Machine learning (ML) is a critical application of artificial intelligence (AI) used by Simility, a PayPal service, to help beat the fraudsters. The powerful algorithms we design can spot even the most sophisticated fraud attempts and are continually evolving to optimize detection, even as fraud patterns change. But how do we build these advanced models? A large part of the work that goes into this crucial task behind-the-scenes revolves around feature engineering and feature selection.
WHAT IS FEATURE ENGINEERING?
Raw data is the basic building block of ML algorithms. But on its own it can’t be used to accurately train these models. Instead, it must be refined to “features” – variables or attributes that can be used for analysis, such as name, age, sex, address etc. Feature engineering is the process of extracting features from raw data, and creating new relevant features from existing ones, in order to improve the predictive power of an ML algorithm.
Feature engineering is usually done by aggregating or combining attributes to create new features. Experts use this technique to generate high quality new features which may not be directly derived from the original raw data, and in so doing uncover hidden patterns in that data. But this isn’t the end of the story. The next step in the process is to eliminate any irrelevant, redundant or correlated features. This is known as feature selection.
HOW CAN FEATURE SELECTION HELP?
The features we use to train a ML model are crucial to its performance. This means selecting the most relevant ones possible is absolutely vital.

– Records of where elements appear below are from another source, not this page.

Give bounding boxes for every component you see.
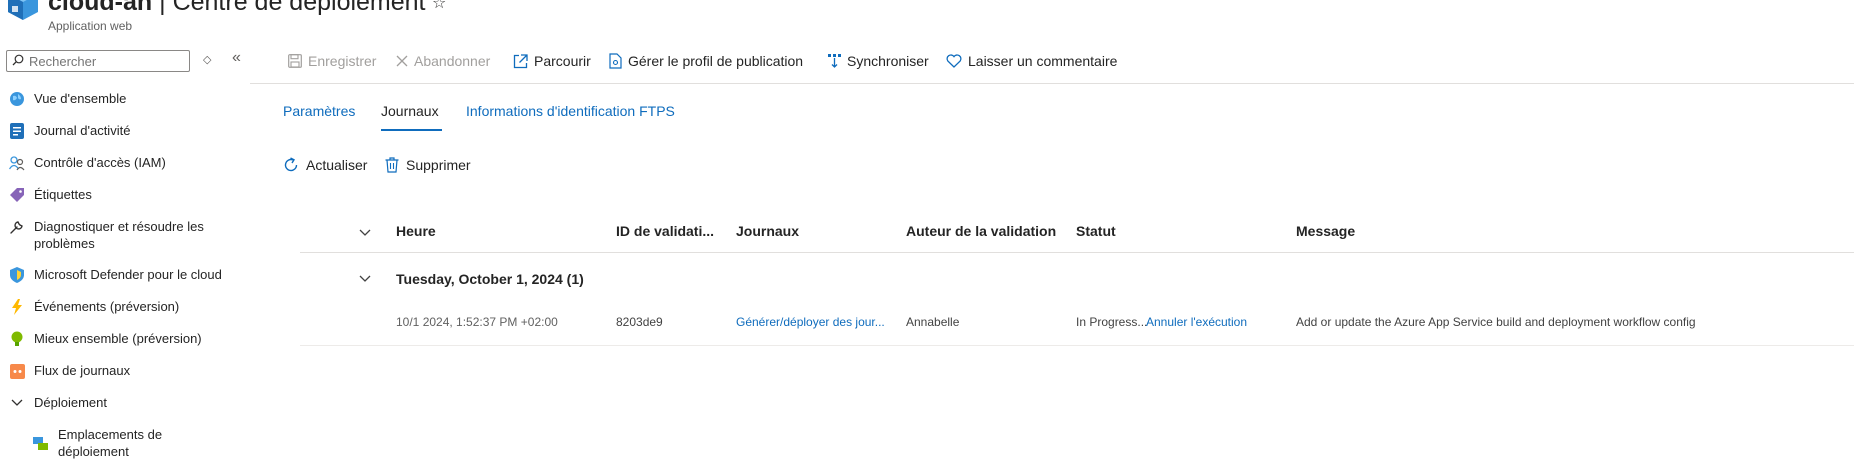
people-icon	[8, 154, 26, 172]
save-label: Enregistrer	[308, 53, 377, 69]
delete-button[interactable]: Supprimer	[385, 157, 471, 173]
sidebar-item-label: Microsoft Defender pour le cloud	[34, 267, 222, 282]
sync-button[interactable]: Synchroniser	[828, 53, 929, 69]
sidebar-item-defender[interactable]: Microsoft Defender pour le cloud	[8, 266, 258, 284]
title-separator: |	[152, 0, 173, 16]
group-header[interactable]: Tuesday, October 1, 2024 (1)	[396, 271, 584, 287]
sidebar-item-iam[interactable]: Contrôle d'accès (IAM)	[8, 154, 258, 172]
publish-profile-icon	[609, 53, 622, 69]
sidebar-item-log-stream[interactable]: Flux de journaux	[8, 362, 258, 380]
feedback-button[interactable]: Laisser un commentaire	[946, 53, 1117, 69]
sidebar-item-label: Déploiement	[34, 395, 107, 410]
activity-log-icon	[8, 122, 26, 140]
sidebar-item-label: Flux de journaux	[34, 363, 131, 378]
sidebar-item-tags[interactable]: Étiquettes	[8, 186, 258, 204]
more-options-icon[interactable]: ···	[462, 0, 481, 8]
discard-button[interactable]: Abandonner	[396, 53, 490, 69]
collapse-all-chevron-icon[interactable]	[358, 228, 372, 238]
sidebar-item-label: Événements (préversion)	[34, 299, 180, 314]
refresh-label: Actualiser	[306, 157, 368, 173]
bulb-icon	[8, 330, 26, 348]
tag-icon	[8, 186, 26, 204]
cell-message: Add or update the Azure App Service buil…	[1296, 315, 1696, 329]
shield-icon	[8, 266, 26, 284]
trash-icon	[385, 157, 399, 173]
wrench-icon	[8, 218, 26, 236]
sync-label: Synchroniser	[847, 53, 929, 69]
sidebar-item-label: Mieux ensemble (préversion)	[34, 331, 202, 346]
publish-profile-button[interactable]: Gérer le profil de publication	[609, 53, 803, 69]
sort-toggle-icon[interactable]: ◇	[203, 53, 211, 66]
sidebar-item-label: Contrôle d'accès (IAM)	[34, 155, 166, 170]
discard-label: Abandonner	[414, 53, 491, 69]
cell-commit-id: 8203de9	[616, 315, 663, 329]
save-button[interactable]: Enregistrer	[288, 53, 376, 69]
log-stream-icon	[8, 362, 26, 380]
sidebar-item-label: Vue d'ensemble	[34, 91, 127, 106]
page-title: cloud-an | Centre de déploiement	[48, 0, 426, 17]
sidebar-search[interactable]	[6, 50, 190, 72]
blade-title: Centre de déploiement	[172, 0, 426, 16]
sidebar-item-events[interactable]: Événements (préversion)	[8, 298, 258, 316]
toolbar-divider	[250, 83, 1854, 84]
group-chevron-icon[interactable]	[358, 274, 372, 284]
column-header-time[interactable]: Heure	[396, 223, 436, 239]
grid-header-divider	[300, 252, 1854, 253]
tab-ftps-credentials[interactable]: Informations d'identification FTPS	[466, 103, 675, 119]
search-input[interactable]	[29, 52, 184, 70]
app-service-icon	[8, 0, 38, 20]
tab-settings[interactable]: Paramètres	[283, 103, 355, 119]
column-header-message[interactable]: Message	[1296, 223, 1355, 239]
lightning-icon	[8, 298, 26, 316]
publish-profile-label: Gérer le profil de publication	[628, 53, 804, 69]
heart-icon	[946, 54, 962, 68]
cell-status: In Progress...	[1076, 315, 1148, 329]
globe-icon	[8, 90, 26, 108]
save-icon	[288, 54, 302, 68]
column-header-status[interactable]: Statut	[1076, 223, 1116, 239]
slots-icon	[32, 434, 50, 452]
sidebar-group-deployment[interactable]: Déploiement	[8, 394, 258, 412]
sidebar-item-better-together[interactable]: Mieux ensemble (préversion)	[8, 330, 258, 348]
sidebar-item-label: Emplacements de déploiement	[58, 427, 163, 459]
close-icon	[396, 55, 408, 67]
column-header-commit-id[interactable]: ID de validati...	[616, 223, 714, 239]
refresh-icon	[283, 157, 299, 173]
active-tab-indicator	[381, 129, 442, 131]
column-header-logs[interactable]: Journaux	[736, 223, 799, 239]
cancel-run-link[interactable]: Annuler l'exécution	[1146, 315, 1247, 329]
collapse-sidebar-icon[interactable]: «	[232, 49, 241, 67]
sidebar-item-label: Diagnostiquer et résoudre les problèmes	[34, 219, 204, 251]
sync-icon	[828, 54, 841, 68]
resource-name: cloud-an	[48, 0, 153, 16]
logs-link[interactable]: Générer/déployer des jour...	[736, 315, 885, 329]
chevron-down-icon	[8, 394, 26, 412]
sidebar-item-overview[interactable]: Vue d'ensemble	[8, 90, 258, 108]
sidebar-item-deployment-slots[interactable]: Emplacements de déploiement	[32, 426, 202, 460]
feedback-label: Laisser un commentaire	[968, 53, 1118, 69]
sidebar-item-diagnose[interactable]: Diagnostiquer et résoudre les problèmes	[8, 218, 258, 252]
delete-label: Supprimer	[406, 157, 471, 173]
tab-logs[interactable]: Journaux	[381, 103, 439, 119]
cell-time: 10/1 2024, 1:52:37 PM +02:00	[396, 315, 558, 329]
search-icon	[12, 54, 24, 66]
column-header-author[interactable]: Auteur de la validation	[906, 223, 1056, 239]
sidebar-item-label: Étiquettes	[34, 187, 92, 202]
row-divider	[300, 345, 1854, 346]
refresh-button[interactable]: Actualiser	[283, 157, 367, 173]
browse-label: Parcourir	[534, 53, 591, 69]
open-external-icon	[513, 53, 528, 69]
sidebar-item-label: Journal d'activité	[34, 123, 131, 138]
favorite-star-icon[interactable]: ☆	[432, 0, 446, 13]
browse-button[interactable]: Parcourir	[513, 53, 591, 69]
sidebar-item-activity-log[interactable]: Journal d'activité	[8, 122, 258, 140]
resource-type-subtitle: Application web	[48, 19, 133, 33]
cell-author: Annabelle	[906, 315, 960, 329]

A particular challenge for data scientists is known as the curse of dimensionality, where a dataset has a large number of attributes or features. Feature selection can help to address this in an effective way by removing any irrelevant, noisy features.
When done well, feature selection will:
- Enhance generalization: That is, improve the ML model’s ability to predict outcomes for previously unseen data. It does this by reducing the number of variables or “noisy” features
- Reduce training times: Reducing the number of variables reduces the computational cost and speeds up model building
- Increase model interpretability: By reducing the number of features the model becomes simpler and easier to interpret
- Improve accuracy: Features within the data are often highly correlated, which makes them redundant. Removing highly correlated features means the model will be less prone to make noise-based predictions
- Reduce prediction time: Reducing the number of variables will simplify the resulting model, which may speed up prediction times
Of course, not all feature selection approaches are created equal. They can be split into three main types: filter methods, wrapper methods and embedded methods. Filter methods eschew the ML algorithm entirely, and instead rely on characteristics of the data to filter features based on a given metric. In wrapper methods, a model is trained on a subset of features, and based on the inferences drawn from the previous model, a decision is made to add or remove features. Embedded methods combine elements of filter and wrapper methodologies, with feature selection embedded within the ML algorithm.
Simility, a PayPal service, is constantly evaluating new approaches to feature selection, and feature engineering in general, to improve the performance of our products. Global fraudsters are constantly innovating to circumvent existing detection tools and techniques. So we must also be at the cutting edge of data science to help minimize fraud costs and customer friction for our customers.